If people are constantly encouraged to listen only to the siren voices of Tarzan-Swing-Merchants, how are they going to feel when the unicorns they demanded aren’t here yet?
The good news though is that there is a change of vibe when a change process finally escapes the dark side and moves into the acceptance phase, which includes all the old metaphors of green shoots of recovery. Conversely, this also can be a “there be dragons“ point, so be sure to expect surprises, experiments, unanticipated explosions and even (whisper it) leadership challenges.
For leaders, change theory screams at them to communicate like their lives depend on it.
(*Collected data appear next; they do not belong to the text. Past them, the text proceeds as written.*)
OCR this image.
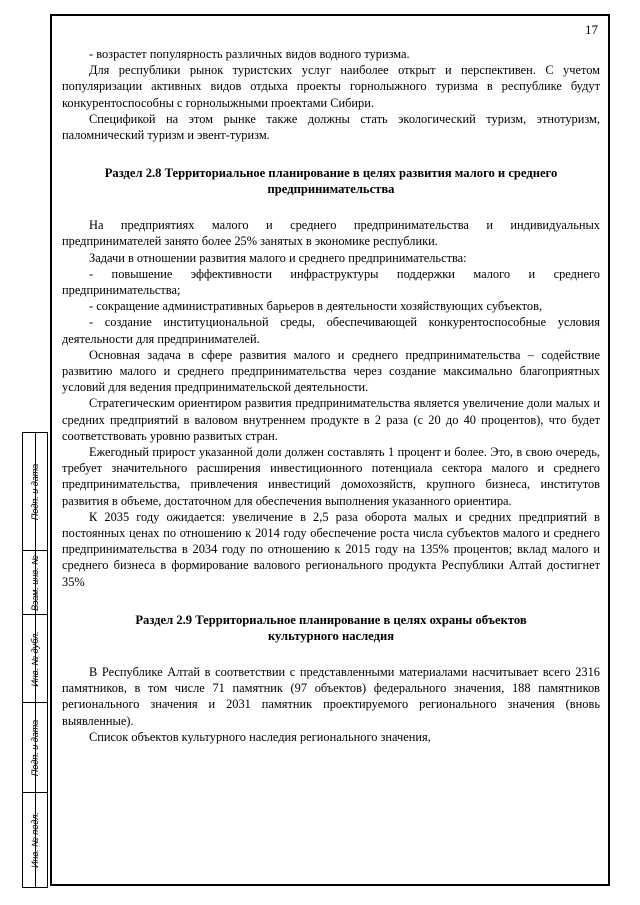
17

- возрастет популярность различных видов водного туризма.

Для республики рынок туристских услуг наиболее открыт и перспективен. С учетом популяризации активных видов отдыха проекты горнолыжного туризма в республике будут конкурентоспособны с горнолыжными проектами Сибири.

Спецификой на этом рынке также должны стать экологический туризм, этнотуризм, паломнический туризм и эвент-туризм.

Раздел 2.8 Территориальное планирование в целях развития малого и среднего предпринимательства

На предприятиях малого и среднего предпринимательства и индивидуальных предпринимателей занято более 25% занятых в экономике республики.

Задачи в отношении развития малого и среднего предпринимательства:

- повышение эффективности инфраструктуры поддержки малого и среднего предпринимательства;

- сокращение административных барьеров в деятельности хозяйствующих субъектов,

- создание институциональной среды, обеспечивающей конкурентоспособные условия деятельности для предпринимателей.

Основная задача в сфере развития малого и среднего предпринимательства – содействие развитию малого и среднего предпринимательства через создание максимально благоприятных условий для ведения предпринимательской деятельности.

Стратегическим ориентиром развития предпринимательства является увеличение доли малых и средних предприятий в валовом внутреннем продукте в 2 раза (с 20 до 40 процентов), что будет соответствовать уровню развитых стран.

Ежегодный прирост указанной доли должен составлять 1 процент и более. Это, в свою очередь, требует значительного расширения инвестиционного потенциала сектора малого и среднего предпринимательства, привлечения инвестиций домохозяйств, крупного бизнеса, институтов развития в объеме, достаточном для обеспечения выполнения указанного ориентира.

К 2035 году ожидается: увеличение в 2,5 раза оборота малых и средних предприятий в постоянных ценах по отношению к 2014 году обеспечение роста числа субъектов малого и среднего предпринимательства в 2034 году по отношению к 2015 году на 135% процентов; вклад малого и среднего бизнеса в формирование валового регионального продукта Республики Алтай достигнет 35%

Раздел 2.9 Территориальное планирование в целях охраны объектов культурного наследия

В Республике Алтай в соответствии с представленными материалами насчитывает всего 2316 памятников, в том числе 71 памятник (97 объектов) федерального значения, 188 памятников регионального значения и 2031 памятник проектируемого регионального значения (вновь выявленные).

Список объектов культурного наследия регионального значения,

Подп. и дата
Взам. инв. №
Инв. № дубл.
Подп. и дата
Инв. № подл.
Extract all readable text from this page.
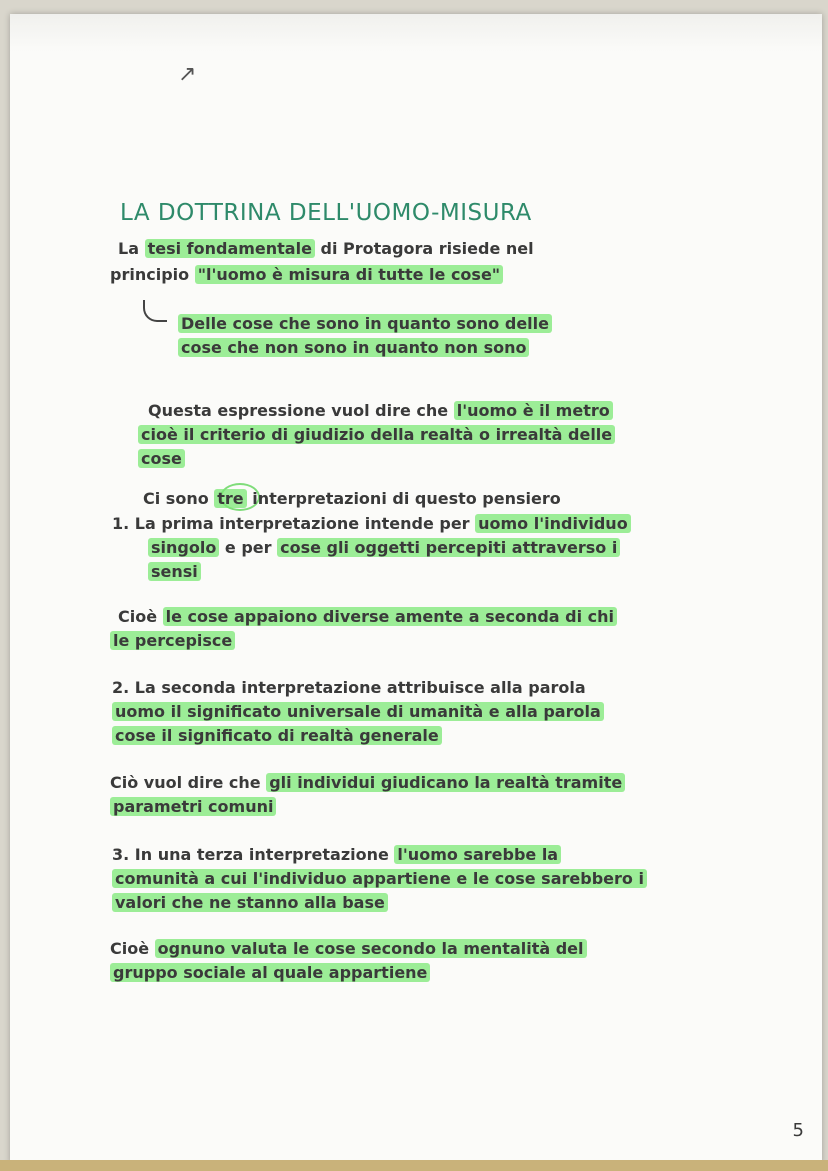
↗
LA DOTTRINA DELL'UOMO-MISURA
La tesi fondamentale di Protagora risiede nel
principio "l'uomo è misura di tutte le cose"
Delle cose che sono in quanto sono delle
cose che non sono in quanto non sono
Questa espressione vuol dire che l'uomo è il metro
cioè il criterio di giudizio della realtà o irrealtà delle
cose
Ci sono tre interpretazioni di questo pensiero
1. La prima interpretazione intende per uomo l'individuo
singolo e per cose gli oggetti percepiti attraverso i
sensi
Cioè le cose appaiono diverse amente a seconda di chi
le percepisce
2. La seconda interpretazione attribuisce alla parola
uomo il significato universale di umanità e alla parola
cose il significato di realtà generale
Ciò vuol dire che gli individui giudicano la realtà tramite
parametri comuni
3. In una terza interpretazione l'uomo sarebbe la
comunità a cui l'individuo appartiene e le cose sarebbero i
valori che ne stanno alla base
Cioè ognuno valuta le cose secondo la mentalità del
gruppo sociale al quale appartiene
5
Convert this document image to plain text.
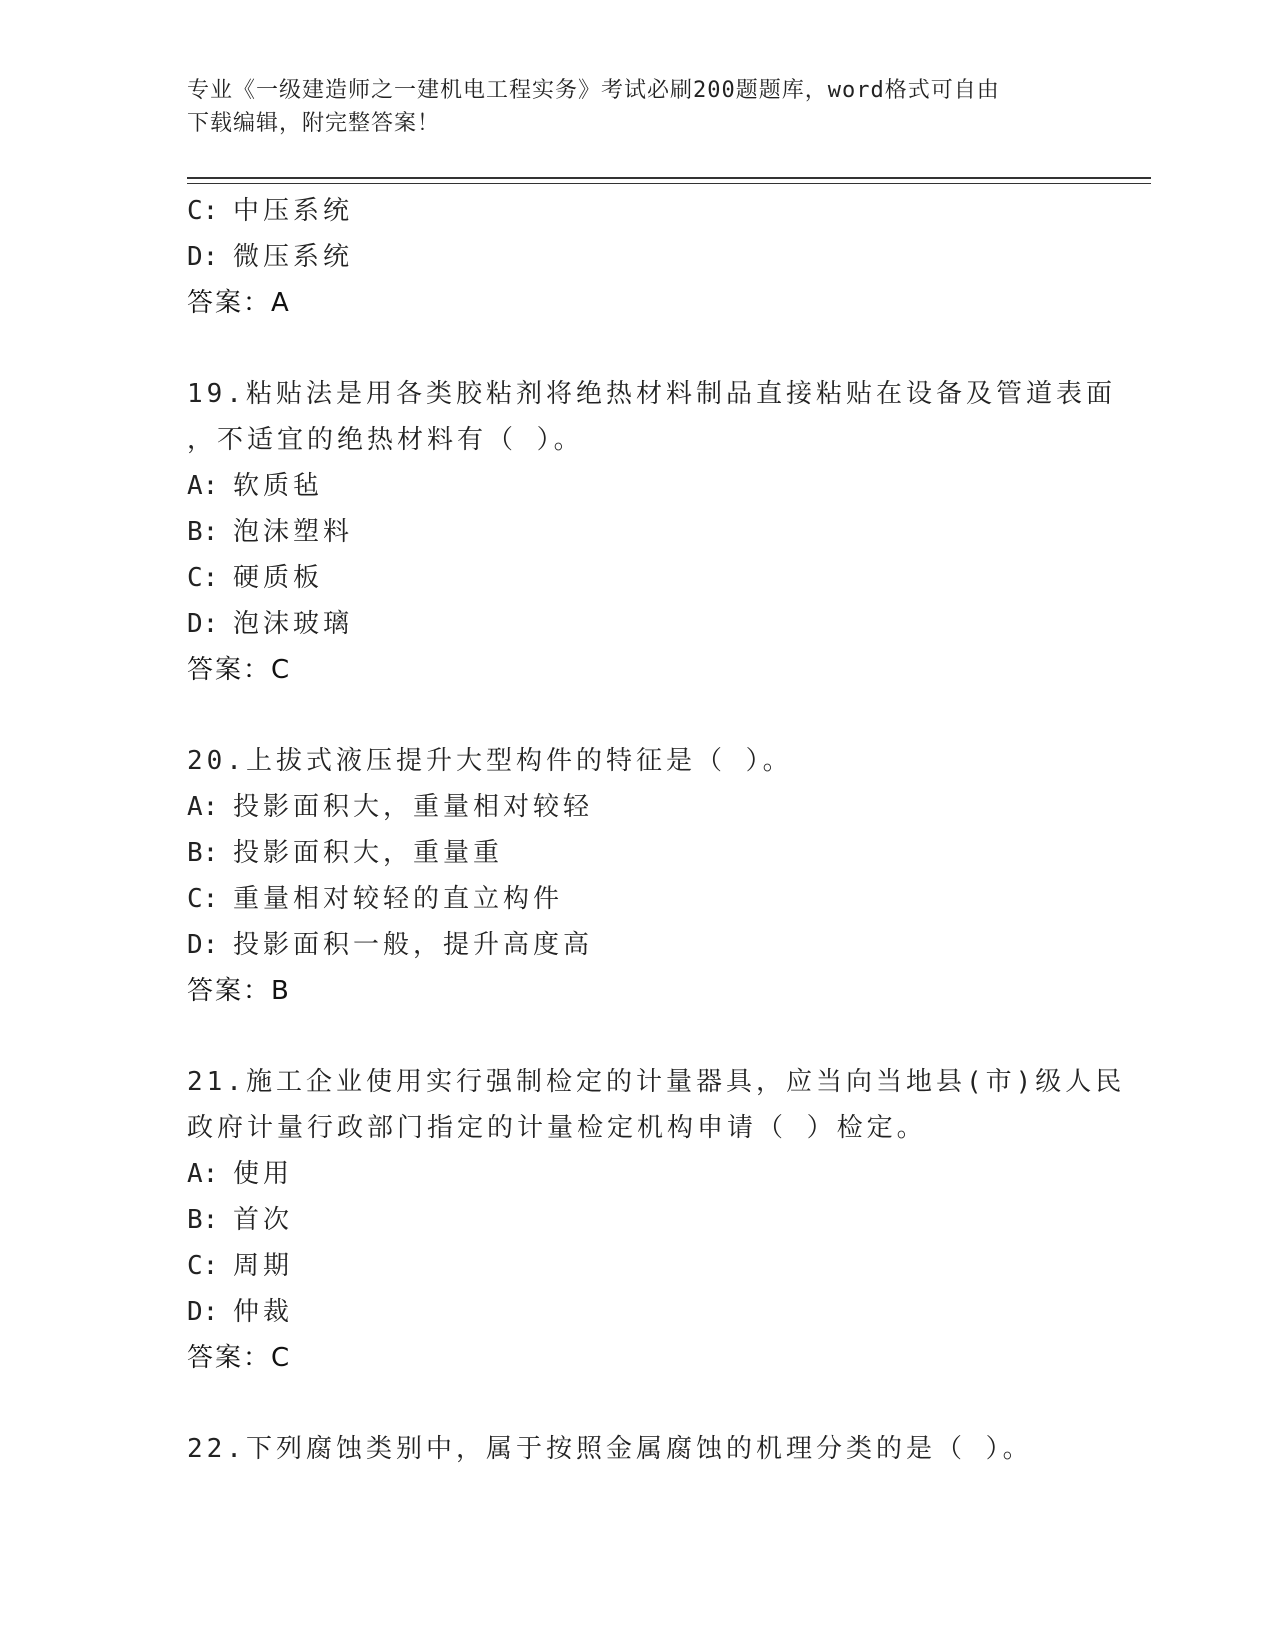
专业《一级建造师之一建机电工程实务》考试必刷200题题库，word格式可自由
下载编辑，附完整答案！
C: 中压系统
D: 微压系统
答案：A
19.粘贴法是用各类胶粘剂将绝热材料制品直接粘贴在设备及管道表面
，不适宜的绝热材料有（ ）。
A: 软质毡
B: 泡沫塑料
C: 硬质板
D: 泡沫玻璃
答案：C
20.上拔式液压提升大型构件的特征是（ ）。
A: 投影面积大，重量相对较轻
B: 投影面积大，重量重
C: 重量相对较轻的直立构件
D: 投影面积一般，提升高度高
答案：B
21.施工企业使用实行强制检定的计量器具，应当向当地县(市)级人民
政府计量行政部门指定的计量检定机构申请（ ）检定。
A: 使用
B: 首次
C: 周期
D: 仲裁
答案：C
22.下列腐蚀类别中，属于按照金属腐蚀的机理分类的是（ ）。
They are expected to be prepared and flexible, but, paradoxically, to hold their nerve, take no shit and hang on to the reason for making the change in the first place.
None of this is especially comfortable, but, staying the course might still be better than going back, and we also want to ask ourselves:
Do we really want to go back to the old place?
Like hell we don’t.
Acknowledgement to Keri Phillips RIP for his work on the Transition Curve and the Shadow.
Whether that was the best thing to say, and whether we needed to hear it at that time is debatable.
Editor Note: I can confirm that this is an acceptable collective noun for a group of change practitioners.



Thank you Bear, that is so interesting and it has given me hope!
The change will come, just as long as the government can hold their nerve. I think Mr Starmer will be able to do this.